What makes generating real economic impact from any sports-related facility nearly impossible is that all sit mostly empty most of the time. A traditional shopping mall keeps its doors open more than 3,000 hours per year, but professional football stadiums only host eight home games a year, along with a handful of concerts and other events.

“Soldier Field, for all practical purposes, is only open about 100 hours a year,” Sanderson said.
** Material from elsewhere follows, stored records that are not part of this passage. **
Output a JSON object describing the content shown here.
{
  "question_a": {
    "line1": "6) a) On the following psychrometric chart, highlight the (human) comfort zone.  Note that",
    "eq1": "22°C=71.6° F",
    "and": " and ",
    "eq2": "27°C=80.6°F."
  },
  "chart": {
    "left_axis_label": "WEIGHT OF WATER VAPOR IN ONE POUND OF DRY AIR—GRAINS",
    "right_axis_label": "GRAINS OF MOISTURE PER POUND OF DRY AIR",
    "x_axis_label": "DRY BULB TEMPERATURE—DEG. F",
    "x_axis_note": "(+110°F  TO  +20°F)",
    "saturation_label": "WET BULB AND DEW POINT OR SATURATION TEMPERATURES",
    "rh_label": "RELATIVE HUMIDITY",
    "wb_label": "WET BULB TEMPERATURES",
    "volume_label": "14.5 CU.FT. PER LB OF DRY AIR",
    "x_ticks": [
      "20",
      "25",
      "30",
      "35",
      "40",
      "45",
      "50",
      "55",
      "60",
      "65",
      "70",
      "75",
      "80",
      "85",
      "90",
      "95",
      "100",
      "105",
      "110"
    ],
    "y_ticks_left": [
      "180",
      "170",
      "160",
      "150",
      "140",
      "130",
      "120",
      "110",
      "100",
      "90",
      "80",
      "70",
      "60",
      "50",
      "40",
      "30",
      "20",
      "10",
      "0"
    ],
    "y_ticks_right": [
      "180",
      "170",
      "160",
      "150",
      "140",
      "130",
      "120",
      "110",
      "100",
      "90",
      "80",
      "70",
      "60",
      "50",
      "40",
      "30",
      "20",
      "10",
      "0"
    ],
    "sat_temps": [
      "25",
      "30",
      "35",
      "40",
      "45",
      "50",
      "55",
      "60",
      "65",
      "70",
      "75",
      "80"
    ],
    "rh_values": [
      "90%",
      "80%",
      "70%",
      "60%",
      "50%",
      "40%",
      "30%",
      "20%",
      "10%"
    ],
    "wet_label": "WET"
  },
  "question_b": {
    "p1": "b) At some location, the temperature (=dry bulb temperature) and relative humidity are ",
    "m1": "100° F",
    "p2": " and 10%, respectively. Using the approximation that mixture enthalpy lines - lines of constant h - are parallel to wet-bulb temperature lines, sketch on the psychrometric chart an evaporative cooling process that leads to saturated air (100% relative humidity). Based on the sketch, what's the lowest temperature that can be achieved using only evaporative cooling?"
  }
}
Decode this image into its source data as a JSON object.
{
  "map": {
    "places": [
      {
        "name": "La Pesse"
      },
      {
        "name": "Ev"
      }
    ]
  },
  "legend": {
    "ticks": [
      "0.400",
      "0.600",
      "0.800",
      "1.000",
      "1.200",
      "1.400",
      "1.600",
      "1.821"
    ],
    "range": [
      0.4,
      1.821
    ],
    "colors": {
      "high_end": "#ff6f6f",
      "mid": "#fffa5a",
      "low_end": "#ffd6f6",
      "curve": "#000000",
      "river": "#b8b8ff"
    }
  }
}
Even facilities such as Chicago’s United Center, which host both professional hockey and basketball teams and layer in concerts, can only generate revenue on about 100 nights a year. Wrigley is no better; even though the Ricketts family, which bought the Cubs in 2009, has been aggressive about organizing summer concerts by stars like Buffett and Bruce Springsteen, it still only adds up to 100 nights a year.

“That’s still not great,” he said. “In Bridgeview’s case, 15 to 20 games a year for the Fire, plus the Red Stars, and a few concerts, well, that was never going to be enough.”

It isn’t as if funding the construction and operation of a sports stadium is impossible for a municipality. Schaumburg, Illinois, a Chicago suburb 26 miles northwest of downtown, owns and operates Boomers Stadium, which it built in 1998 at a cost of $19M. Originally used by the Schaumburg Flyers, a minor league baseball team, the stadium has been home since 2012 to the Schaumburg Boomers, part of baseball’s Frontier League.

The park holds 7,365 people, a fraction of SeatGeek’s capacity, and officials don’t see it as a financial burden. That is partly the result of Schaumburg’s sheer size. With a population of 74,227, it dwarfs both Bridgeview and Ralston, and as the location of Woodfield Mall, one of the nation’s largest, along with many sleek office towers and campuses like Zurich North America’s new corporate headquarters, it has the wherewithal to host a small stadium without imperiling its AAA rating from S&P.

“In the village’s eyes, having the Boomers here is a great community amenity, not just for Schaumburg, but for the region as well,” village spokesperson Allison Albrecht said.

Besides raising property taxes or village fees, the only other solution for Bridgeview officials is to fill up SeatGeek Stadium to capacity throughout the spring, summer and fall with new concerts and other events that bolster the millions the Fire now pay the village each year.

“We take a skeptical view of that until the events materialize,” Yocom said.

The Chicago Red Stars will play 12 home games at SeatGeek, but even though the team contended for the 2019 league championship and attracted a record crowd of more than 17,000 last October, it only drew an average of 5,451 in the regular season. SeatGeek, the mobile-focused events ticket company that purchased naming rights on the stadium in 2018, lists several other football games as scheduled in 2020, but no concerts.

Sanderson’s advice to cities and towns considering a new sports stadium is simple.

“Don’t get yourself involved in this white elephant world in the first place.”

He said years of stories similar to Bridgeview’s, along with other tales of cities struggling for decades to pay off debts incurred by hosting the Olympics and other sporting events, has turned the tide, and municipalities now approach sports-related projects with more skepticism.

“I think cities are being fleeced less than they used to. They are being a little smarter about this stuff.”